Thursday, March 19, 2009

Obama Wants to Double Afghan Army

It's been a long, long time coming but finally an American administration has become serious about giving Afghanistan the army it needs. Afghan soldiers - not Europeans or North Americans.

The New York Times reports that Obama's vision for the way out of Afghanistan is to create an Afghan security force of 400,000 soldiers and national police officers more than three times the number that American commanders in 2002 thought would be sufficient. According to the paper, the plan is based on, "the hope that a much larger professional army and national police force could fill a void left by the central government and do more to promote stability in the country."

There is some concern that a mega-army could create a military rival for power with the Kabul government. We in the West have a fairly black and white opinion on military rule which has, in some cases, proven a better vehicle to democratic reform than corrupt civil administration. In some South American countries the societies were dominated by landed gentry, typically of European descent, in which social advancement for the native population was limited to the armed forces. The ruling class retained a decidedly oppressive grip on both power and wealth that was broken only by military coup. Now these things tend to be messy and they were fraught with betrayal and corruption but, eventually, they did in many cases make way for democratic reform.

We can build Afghanistan an army but we've done a miserable job at building that country an effective, democratic government and I suspect it's from that perspective that Obama has decided to focus on security rather than governance. He must've read that old memo about how securing Afghanistan would require 3-400,000 troops and worked out that trying to muster that many American forces was neither feasible nor, in the long term, would it be effective.

Once again you see clear logic in this president's thinking, not the dull "gut instinct" decision making of his predecessor.

It'll be interesting to see how this plays out in Congress. Based on their joint opinion piece in today's Washington Post, it would appear the Obama plan will be a winner with senators McCain and Lieberman:


LeDaro said...

Only problem I see is that how are you going to pay salary to 400,000 soldiers and other costs? Opium money? Will that army be loyal to US interests?

Economic development is needed simultaneously.

The Mound of Sound said...

I think the Americans are looking to foot the bill for establishing, training and equipping this army. It's vastly cheaper to use Afghans than to pay Americans.

My guess is that Obama's best and brightest told him he'd need at least 300,000 US troops to secure Afghanistan and that's when he realized the only way to do it was to raise an indigenous force.

Then there's the economic problem. If America doesn't want Afghanistan to remain dependent on a narco-economy, it has to develop an alternative. The country has done well in the past without reliance on opium.

The big snag is what Chatham House defined as the "nexus" of power that links the corrupt government, the insurgency and the narcotics industry. Any chance of success in Afghanistan is dependent on breaking that bond that links those entities.

Fish said...

I have to admit, this is probably the only credible chance of getting out of Afghanistan, but it reminds me of Nixon's "Vietnamization phase" of the Vietnam war.
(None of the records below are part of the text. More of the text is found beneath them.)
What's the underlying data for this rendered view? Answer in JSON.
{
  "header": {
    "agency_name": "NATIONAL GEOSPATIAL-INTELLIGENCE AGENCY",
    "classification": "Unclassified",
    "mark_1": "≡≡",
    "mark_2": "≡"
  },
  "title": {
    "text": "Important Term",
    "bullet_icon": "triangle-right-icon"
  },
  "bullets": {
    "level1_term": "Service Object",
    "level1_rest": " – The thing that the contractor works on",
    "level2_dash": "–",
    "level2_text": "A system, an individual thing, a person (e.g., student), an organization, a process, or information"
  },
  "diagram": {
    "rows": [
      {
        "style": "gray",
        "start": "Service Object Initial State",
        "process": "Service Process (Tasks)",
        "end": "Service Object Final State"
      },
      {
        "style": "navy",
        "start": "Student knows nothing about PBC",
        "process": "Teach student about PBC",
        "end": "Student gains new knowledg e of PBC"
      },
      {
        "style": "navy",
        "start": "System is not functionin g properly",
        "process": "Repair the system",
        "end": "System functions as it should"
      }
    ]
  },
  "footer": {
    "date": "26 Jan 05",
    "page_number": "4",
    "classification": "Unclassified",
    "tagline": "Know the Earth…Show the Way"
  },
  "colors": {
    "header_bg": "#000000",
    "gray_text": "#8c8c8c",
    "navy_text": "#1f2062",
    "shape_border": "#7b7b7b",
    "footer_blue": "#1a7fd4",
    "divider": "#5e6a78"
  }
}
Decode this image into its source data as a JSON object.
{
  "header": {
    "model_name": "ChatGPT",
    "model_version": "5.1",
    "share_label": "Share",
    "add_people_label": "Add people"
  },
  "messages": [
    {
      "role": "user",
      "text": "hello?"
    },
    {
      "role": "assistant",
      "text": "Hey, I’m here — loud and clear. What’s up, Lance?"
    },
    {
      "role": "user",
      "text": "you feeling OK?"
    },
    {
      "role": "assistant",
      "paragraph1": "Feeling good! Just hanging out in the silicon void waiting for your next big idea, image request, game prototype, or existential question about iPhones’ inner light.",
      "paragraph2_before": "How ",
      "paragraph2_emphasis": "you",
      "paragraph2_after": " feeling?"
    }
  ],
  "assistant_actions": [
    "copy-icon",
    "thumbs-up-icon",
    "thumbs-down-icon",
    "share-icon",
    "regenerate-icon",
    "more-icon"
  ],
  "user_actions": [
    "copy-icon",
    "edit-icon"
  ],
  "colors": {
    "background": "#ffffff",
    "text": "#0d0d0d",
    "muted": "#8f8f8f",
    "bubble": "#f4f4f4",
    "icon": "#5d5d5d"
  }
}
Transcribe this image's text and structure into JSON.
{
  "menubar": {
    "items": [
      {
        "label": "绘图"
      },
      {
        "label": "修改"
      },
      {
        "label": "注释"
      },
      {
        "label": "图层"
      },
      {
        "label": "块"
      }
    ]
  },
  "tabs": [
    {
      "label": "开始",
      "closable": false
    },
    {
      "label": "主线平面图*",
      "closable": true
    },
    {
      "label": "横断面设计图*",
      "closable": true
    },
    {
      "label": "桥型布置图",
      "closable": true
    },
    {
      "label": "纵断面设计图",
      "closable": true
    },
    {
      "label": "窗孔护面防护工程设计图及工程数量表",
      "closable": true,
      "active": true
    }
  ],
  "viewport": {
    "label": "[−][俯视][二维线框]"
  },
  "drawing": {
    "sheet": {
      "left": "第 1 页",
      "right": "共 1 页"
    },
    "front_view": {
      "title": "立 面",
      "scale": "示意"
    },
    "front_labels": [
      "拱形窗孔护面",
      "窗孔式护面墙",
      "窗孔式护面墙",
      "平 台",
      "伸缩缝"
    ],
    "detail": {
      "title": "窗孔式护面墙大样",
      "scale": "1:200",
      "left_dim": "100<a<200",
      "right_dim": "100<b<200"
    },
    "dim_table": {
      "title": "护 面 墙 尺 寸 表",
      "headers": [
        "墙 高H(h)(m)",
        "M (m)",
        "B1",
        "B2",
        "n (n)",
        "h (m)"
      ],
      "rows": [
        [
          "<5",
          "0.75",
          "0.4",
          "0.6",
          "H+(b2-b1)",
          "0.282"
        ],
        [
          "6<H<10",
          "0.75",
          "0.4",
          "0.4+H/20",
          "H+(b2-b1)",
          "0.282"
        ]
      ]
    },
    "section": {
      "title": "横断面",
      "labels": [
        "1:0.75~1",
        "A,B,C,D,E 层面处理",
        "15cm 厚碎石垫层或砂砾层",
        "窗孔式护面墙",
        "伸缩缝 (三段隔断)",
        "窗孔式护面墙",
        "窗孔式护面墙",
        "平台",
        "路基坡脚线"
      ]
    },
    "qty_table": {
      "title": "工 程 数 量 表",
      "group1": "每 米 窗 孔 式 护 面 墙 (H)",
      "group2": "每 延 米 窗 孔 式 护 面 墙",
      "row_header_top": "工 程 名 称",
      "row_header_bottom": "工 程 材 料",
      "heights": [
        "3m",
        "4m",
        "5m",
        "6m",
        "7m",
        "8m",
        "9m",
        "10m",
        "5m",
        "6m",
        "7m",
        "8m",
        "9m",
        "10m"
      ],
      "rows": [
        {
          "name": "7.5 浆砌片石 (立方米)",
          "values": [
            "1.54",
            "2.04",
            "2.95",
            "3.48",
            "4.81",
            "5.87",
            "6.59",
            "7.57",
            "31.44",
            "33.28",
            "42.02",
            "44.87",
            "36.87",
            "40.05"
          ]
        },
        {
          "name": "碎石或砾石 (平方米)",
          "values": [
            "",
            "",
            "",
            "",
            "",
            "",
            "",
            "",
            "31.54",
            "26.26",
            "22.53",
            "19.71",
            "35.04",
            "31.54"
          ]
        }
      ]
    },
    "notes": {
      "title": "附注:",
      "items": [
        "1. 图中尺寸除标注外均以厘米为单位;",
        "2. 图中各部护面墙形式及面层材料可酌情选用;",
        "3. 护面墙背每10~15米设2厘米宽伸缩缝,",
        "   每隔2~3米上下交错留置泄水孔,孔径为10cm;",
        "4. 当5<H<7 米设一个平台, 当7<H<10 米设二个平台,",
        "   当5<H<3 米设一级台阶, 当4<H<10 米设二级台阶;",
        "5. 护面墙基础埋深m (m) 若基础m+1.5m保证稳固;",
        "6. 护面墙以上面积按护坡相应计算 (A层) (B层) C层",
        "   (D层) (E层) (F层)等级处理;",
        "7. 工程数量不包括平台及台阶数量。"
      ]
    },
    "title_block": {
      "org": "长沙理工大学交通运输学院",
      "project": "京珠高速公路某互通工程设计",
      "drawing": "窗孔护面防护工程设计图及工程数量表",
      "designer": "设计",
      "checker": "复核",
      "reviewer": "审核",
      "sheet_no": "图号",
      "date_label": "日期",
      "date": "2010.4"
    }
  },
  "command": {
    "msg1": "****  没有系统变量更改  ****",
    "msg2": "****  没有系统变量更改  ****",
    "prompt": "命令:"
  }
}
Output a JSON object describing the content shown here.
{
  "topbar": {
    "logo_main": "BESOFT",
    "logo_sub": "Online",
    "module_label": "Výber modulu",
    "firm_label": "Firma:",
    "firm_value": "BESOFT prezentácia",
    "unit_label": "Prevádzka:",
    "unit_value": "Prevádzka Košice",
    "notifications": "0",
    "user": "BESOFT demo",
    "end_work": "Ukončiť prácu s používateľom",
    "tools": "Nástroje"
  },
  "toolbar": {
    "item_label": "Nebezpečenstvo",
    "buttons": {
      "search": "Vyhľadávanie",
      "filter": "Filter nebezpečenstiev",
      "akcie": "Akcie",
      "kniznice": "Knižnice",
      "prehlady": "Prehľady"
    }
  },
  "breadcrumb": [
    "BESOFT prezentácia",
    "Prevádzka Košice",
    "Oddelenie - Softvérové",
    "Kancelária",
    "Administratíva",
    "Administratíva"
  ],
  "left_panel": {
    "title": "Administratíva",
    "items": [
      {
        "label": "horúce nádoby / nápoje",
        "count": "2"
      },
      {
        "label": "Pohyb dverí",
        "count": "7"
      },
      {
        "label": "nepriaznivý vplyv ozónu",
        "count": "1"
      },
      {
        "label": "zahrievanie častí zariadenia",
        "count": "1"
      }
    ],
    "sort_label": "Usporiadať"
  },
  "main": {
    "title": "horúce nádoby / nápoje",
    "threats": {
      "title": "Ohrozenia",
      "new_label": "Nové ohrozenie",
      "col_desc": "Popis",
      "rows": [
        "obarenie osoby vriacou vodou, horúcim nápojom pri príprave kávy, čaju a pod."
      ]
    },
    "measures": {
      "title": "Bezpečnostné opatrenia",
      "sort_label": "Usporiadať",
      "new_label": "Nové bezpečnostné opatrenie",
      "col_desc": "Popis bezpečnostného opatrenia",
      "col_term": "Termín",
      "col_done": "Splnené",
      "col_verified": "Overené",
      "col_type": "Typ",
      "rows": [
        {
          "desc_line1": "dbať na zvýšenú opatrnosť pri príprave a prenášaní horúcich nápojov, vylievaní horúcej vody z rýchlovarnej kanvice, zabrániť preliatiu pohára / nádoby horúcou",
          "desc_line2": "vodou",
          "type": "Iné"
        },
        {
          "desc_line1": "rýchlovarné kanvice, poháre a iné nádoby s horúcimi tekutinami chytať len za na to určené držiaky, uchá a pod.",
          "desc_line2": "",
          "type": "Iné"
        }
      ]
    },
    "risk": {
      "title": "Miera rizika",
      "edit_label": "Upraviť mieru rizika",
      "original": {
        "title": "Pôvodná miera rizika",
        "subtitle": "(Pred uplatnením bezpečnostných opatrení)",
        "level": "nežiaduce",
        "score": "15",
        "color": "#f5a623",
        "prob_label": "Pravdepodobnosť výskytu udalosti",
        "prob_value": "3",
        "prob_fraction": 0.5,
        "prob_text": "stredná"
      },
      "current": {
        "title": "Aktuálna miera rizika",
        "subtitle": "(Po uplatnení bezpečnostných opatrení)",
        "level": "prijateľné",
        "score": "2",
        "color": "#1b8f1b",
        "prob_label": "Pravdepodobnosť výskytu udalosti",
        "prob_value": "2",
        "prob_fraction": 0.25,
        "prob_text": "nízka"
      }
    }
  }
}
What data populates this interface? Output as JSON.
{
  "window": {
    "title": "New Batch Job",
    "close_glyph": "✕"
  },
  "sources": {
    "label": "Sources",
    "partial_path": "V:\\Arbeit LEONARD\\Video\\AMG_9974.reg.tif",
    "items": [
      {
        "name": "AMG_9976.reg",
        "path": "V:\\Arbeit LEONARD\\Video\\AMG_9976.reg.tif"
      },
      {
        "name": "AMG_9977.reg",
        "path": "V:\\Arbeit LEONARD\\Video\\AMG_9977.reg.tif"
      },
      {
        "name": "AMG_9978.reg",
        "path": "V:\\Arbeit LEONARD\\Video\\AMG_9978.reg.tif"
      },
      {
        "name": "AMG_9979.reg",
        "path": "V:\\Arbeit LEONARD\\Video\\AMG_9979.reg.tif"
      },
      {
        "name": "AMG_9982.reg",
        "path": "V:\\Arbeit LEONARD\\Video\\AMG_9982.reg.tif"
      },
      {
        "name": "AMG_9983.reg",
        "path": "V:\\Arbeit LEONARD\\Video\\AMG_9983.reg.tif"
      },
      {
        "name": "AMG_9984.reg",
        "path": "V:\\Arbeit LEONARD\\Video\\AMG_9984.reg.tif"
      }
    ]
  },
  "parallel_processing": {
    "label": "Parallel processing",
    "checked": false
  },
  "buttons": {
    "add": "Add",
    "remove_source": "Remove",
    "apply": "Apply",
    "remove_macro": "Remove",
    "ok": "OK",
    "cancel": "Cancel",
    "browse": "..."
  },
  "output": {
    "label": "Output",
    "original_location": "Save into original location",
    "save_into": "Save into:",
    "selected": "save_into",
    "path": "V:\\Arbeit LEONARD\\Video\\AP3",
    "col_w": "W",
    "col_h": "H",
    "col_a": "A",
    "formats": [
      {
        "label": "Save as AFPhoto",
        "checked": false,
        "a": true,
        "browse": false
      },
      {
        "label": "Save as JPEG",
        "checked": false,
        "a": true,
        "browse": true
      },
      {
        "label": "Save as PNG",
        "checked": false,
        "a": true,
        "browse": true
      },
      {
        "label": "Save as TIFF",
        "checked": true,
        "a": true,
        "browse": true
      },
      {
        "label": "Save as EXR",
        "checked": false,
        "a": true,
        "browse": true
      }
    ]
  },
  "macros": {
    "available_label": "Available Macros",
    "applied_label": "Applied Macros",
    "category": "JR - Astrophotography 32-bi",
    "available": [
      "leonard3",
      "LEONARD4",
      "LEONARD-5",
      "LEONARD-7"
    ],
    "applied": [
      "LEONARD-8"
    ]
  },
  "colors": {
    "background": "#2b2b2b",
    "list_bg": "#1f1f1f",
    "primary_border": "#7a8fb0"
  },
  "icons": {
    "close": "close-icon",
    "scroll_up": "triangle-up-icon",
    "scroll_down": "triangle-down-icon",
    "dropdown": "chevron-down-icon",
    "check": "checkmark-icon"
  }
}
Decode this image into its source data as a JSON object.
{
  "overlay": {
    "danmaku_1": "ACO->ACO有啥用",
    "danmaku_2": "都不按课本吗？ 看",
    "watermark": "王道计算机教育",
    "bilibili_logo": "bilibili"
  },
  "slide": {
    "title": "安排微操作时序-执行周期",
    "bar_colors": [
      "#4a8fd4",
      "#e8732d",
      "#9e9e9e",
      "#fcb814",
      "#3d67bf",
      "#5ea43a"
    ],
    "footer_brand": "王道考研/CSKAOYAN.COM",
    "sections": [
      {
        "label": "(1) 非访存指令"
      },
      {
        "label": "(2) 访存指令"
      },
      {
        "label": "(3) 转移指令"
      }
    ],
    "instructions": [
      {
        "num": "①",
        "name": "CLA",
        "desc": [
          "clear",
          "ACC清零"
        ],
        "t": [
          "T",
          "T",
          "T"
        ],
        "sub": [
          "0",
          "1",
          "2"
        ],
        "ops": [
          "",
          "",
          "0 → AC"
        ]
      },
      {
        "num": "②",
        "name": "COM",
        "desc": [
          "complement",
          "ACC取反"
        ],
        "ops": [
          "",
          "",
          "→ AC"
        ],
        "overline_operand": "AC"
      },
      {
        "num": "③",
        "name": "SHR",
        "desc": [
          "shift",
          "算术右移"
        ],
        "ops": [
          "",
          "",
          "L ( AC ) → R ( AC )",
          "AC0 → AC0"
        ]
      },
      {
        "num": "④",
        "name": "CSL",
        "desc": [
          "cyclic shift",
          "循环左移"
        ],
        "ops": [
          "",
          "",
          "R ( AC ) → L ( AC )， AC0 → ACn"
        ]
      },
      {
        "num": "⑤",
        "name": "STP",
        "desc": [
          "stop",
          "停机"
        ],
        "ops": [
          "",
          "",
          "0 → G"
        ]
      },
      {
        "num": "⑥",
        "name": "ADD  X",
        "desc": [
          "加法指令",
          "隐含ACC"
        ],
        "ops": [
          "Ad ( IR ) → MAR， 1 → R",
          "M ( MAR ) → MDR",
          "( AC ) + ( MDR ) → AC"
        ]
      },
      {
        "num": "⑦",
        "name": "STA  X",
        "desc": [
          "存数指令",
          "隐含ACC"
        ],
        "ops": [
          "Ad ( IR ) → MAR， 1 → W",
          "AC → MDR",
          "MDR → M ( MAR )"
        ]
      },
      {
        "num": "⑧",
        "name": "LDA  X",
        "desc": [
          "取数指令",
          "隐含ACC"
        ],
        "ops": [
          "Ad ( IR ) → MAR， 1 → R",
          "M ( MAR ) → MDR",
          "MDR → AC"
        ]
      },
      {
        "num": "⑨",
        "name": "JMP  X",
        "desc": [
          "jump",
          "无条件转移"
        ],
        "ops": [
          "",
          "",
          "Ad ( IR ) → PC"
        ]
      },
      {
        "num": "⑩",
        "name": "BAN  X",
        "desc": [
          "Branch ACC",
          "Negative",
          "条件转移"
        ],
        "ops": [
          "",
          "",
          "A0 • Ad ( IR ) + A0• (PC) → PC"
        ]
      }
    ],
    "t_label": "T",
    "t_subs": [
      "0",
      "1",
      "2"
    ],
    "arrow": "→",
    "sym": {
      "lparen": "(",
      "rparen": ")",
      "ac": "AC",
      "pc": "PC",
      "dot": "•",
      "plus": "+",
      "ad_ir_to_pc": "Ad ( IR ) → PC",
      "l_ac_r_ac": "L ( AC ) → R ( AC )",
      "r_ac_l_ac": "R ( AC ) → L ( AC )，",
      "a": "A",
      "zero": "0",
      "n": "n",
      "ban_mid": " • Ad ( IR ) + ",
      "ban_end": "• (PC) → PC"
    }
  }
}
It allowed the Americans to turn tail and run without losing face, but unfortunately for them, the South eventually collapsed on its own anyway.

Since there's no "North Vietnam" to take over in this scenario, a bulked up Afghan military could probably handle the Taliban (the modern equivalent to the Viet Cong) on their own, but the problem with letting someone else do the fighting for you is that eventually they'll become strong enough to become a threat themselves, as was the case with Saddam and the Taliban.

The Mound of Sound said...

It might work, if the Afghan army was able to find a way to be independent of its government.

When you look at what it's up against I'm not so sure the ANA has great long-term prospects.

It's a national institution for a nation that's deeply fragmented along ethnic and tribal lines. So long as the warlord structure we've allowed to insinuate itself into the Afghan government, it's hard to see how the ANA will resist the inevitable pulls to break into ethnic militias again.

The central government has little chance of succeeding. Some time ago a State Department staffer gave evidence that no viable Muslim state has ever been created without first eliminating warlordism and tribalism. Instead of heeding that warning, our side simply went along with the "my enemy's enemy" nonsense about the Northern Alliance warlords.

Just as Washington abandoned the Afghans after the Sovs were run out, so it abandoned them after the Taliban were sent packing. It never gave Karzai the muscle he needed to be able to form a government free of the scourge of the warlords. In that omission our side planted the seeds of Afghanistan as a perpetual failed state. Sucks to be them, eh?